Python StringIO is not correctly capturing data from stderr

I have written some unittests that analyze data that is logged with the standard python logging function. Using some of the ideas that I found here: Capture stdout from a script in Python about how to capture data from stderr, I have come up with the following script, which I have simplified down to the bare minimum to illustrate a problem that I have encountered. (the loop below is simulates the fact that this function might be called from various unittests)

import logging, sys
from StringIO import StringIO

def get_stderr():
    saved_stderr = sys.stderr

    stderr_string_io = StringIO()
    sys.stderr = stderr_string_io
    try:
        logging.error("Foobar!!!")

    finally:
        # set the stdout and stderr back to their original values
        sys.stderr = saved_stderr

    err_output = stderr_string_io.getvalue()
    return err_output

for x in [1, 2]:
    err_output = get_stderr()
    print  "Run %d: %s" % (x, err_output)

If you run the script it will give the following output, in which the logging output from the second loop iteration is totally lost:

Run 1: ERROR:root:Foobar!!!
Run 2: 
Process finished with exit code 0

While I would expect it to give the following output:

Run 1: ERROR:root:Foobar!!!
Run 2: ERROR:root:Foobar!!!
Process finished with exit code 0

Note: that executing stderr_string_io.close() at the end of the function does not work, as the script then throws an ValueError the next time the function is executed.

Why does this code not behave as expected, and what is the solution to correct this problem?

Solution

When you call

logging.error

it runs

def error(msg, *args, **kwargs):
    if len(root.handlers) == 0:
        basicConfig()
    root.error(msg, *args, **kwargs)

Since there are no root handlers at the start, it runs basicConfig with no arguments, which does:

def basicConfig():
    _acquireLock()
    try:
        if len(root.handlers) == 0:
            h = StreamHandler(None)
            handlers = [h]
            dfs = None
            style = '%'
            fs = kwargs.get("format", _STYLES[style][1])
            fmt = Formatter(fs, dfs, style)
            for h in handlers:
                if h.formatter is None:
                    h.setFormatter(fmt)
                root.addHandler(h)
    finally:
        _releaseLock()

I've removed code that can't run when you have no arguments.

So this has set handlers = [StreamHandler(None)]:

class StreamHandler(Handler):
    def __init__(self, stream=None):
        Handler.__init__(self)
        if stream is None:
            stream = sys.stderr
        self.stream = stream

which means that you have the top level logger permanantly attached to whatever was stdout at the time you called it.

This causes your problem, because you throw away that output. This means that the output will go to a dead StringIO object, and be lost.

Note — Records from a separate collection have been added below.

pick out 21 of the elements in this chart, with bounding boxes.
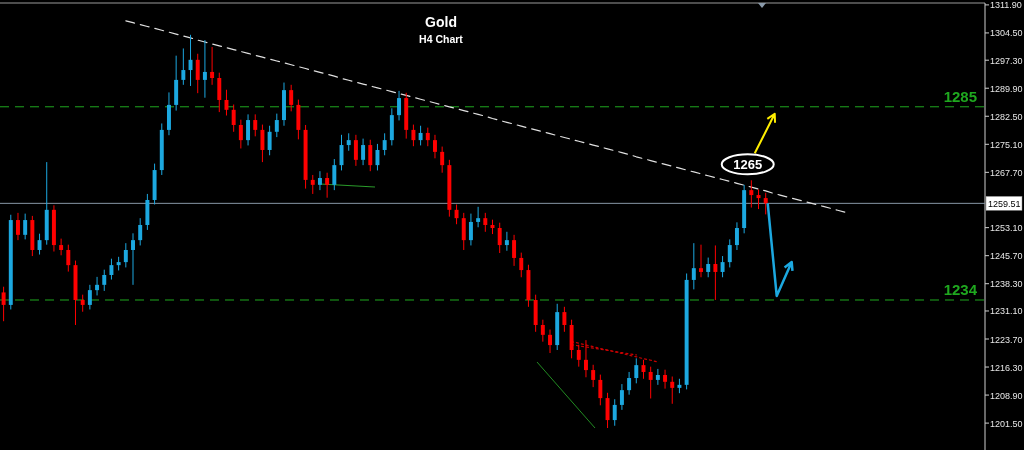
y-tick-label: 1297.30 [990,55,1023,66]
y-tick-label: 1223.70 [990,334,1023,345]
y-tick-label: 1289.90 [990,83,1023,94]
text: Gold [425,14,457,30]
y-tick-label: 1275.10 [990,139,1023,150]
ref-line-label: 1285 [943,87,977,105]
y-tick-label: 1231.10 [990,306,1023,317]
ref-line-label: 1234 [943,280,978,298]
annotation: 1265 [733,157,763,173]
y-tick-label: 1238.30 [990,279,1023,290]
y-tick-label: 1253.10 [990,223,1023,234]
y-tick-label: 1216.30 [990,362,1023,373]
ref-line-label: 1259.51 [988,198,1021,209]
y-tick-label: 1201.50 [990,418,1023,429]
text: H4 Chart [419,33,464,45]
y-tick-label: 1311.90 [990,0,1022,11]
y-tick-label: 1282.50 [990,111,1023,122]
y-tick-label: 1267.70 [990,167,1023,178]
y-tick-label: 1245.70 [990,251,1023,262]
y-tick-label: 1304.50 [990,28,1023,39]
y-tick-label: 1208.90 [990,390,1023,401]
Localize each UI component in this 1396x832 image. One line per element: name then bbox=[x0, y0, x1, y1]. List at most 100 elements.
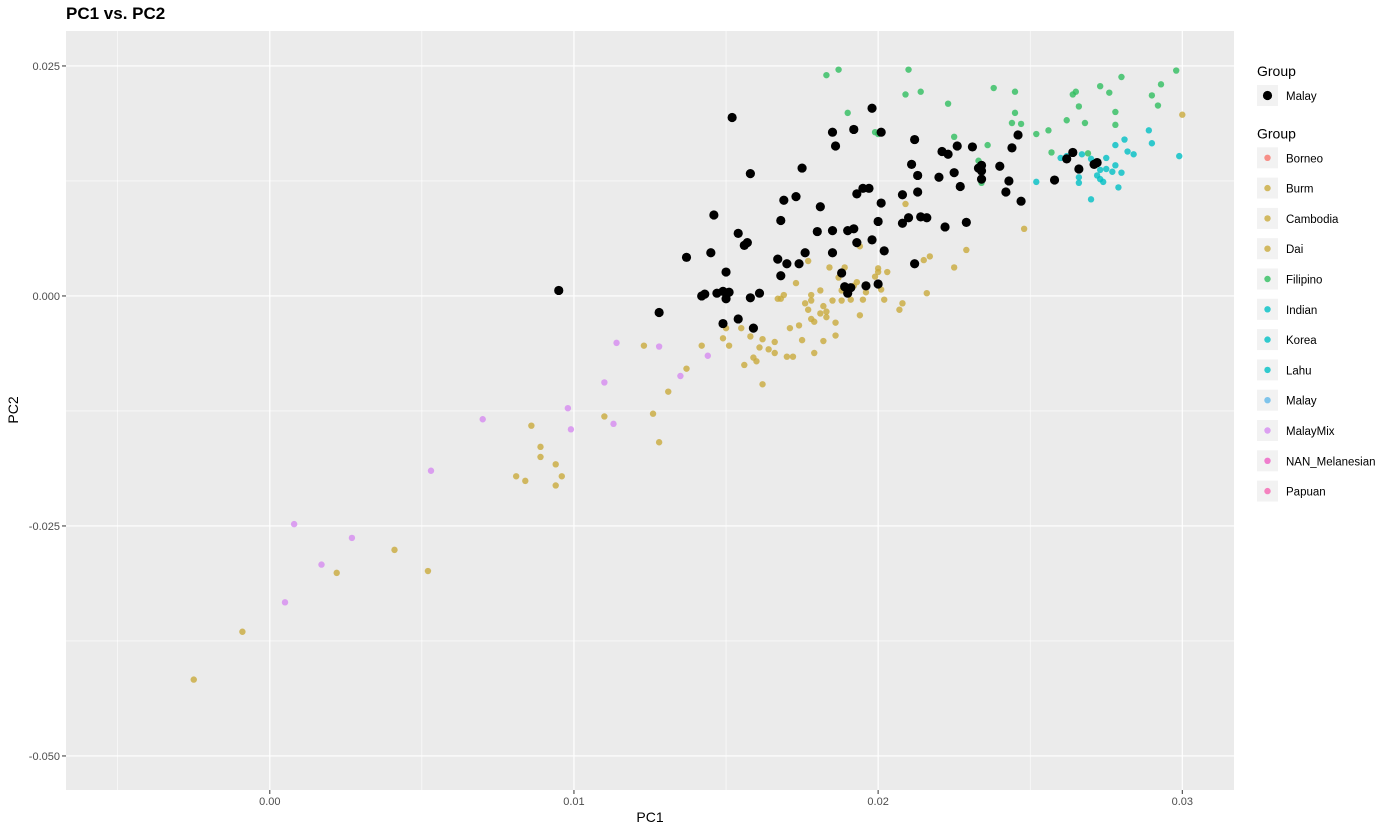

One way to deal with this is to go through handlers when updating stderr and also replace anything that refers to stderr:

import logging, sys
from StringIO import StringIO

def get_stderr():
    saved_stderr = sys.stderr
    stderr_string_io = StringIO()

    for handler in logging.root.handlers:
        if handler.stream is sys.stderr:
            handler.stream = stderr_string_io

    sys.stderr = stderr_string_io

    try:
        logging.error("Foobar!!!")

    finally:
        # set the stdout and stderr back to their original values
        for handler in logging.root.handlers:
            if handler.stream is sys.stderr:
                handler.stream = saved_stderr

        sys.stderr = saved_stderr

    err_output = stderr_string_io.getvalue()
    return err_output

for x in [1, 2]:
    err_output = get_stderr()
    print  "Run %d: %s" % (x, err_output)

I don't know how well this will work. It also won't catch any loggers that aren't root loggers. Personally the idea of capturing sys.stdout by value is absurd, and this seems like an inevitable result.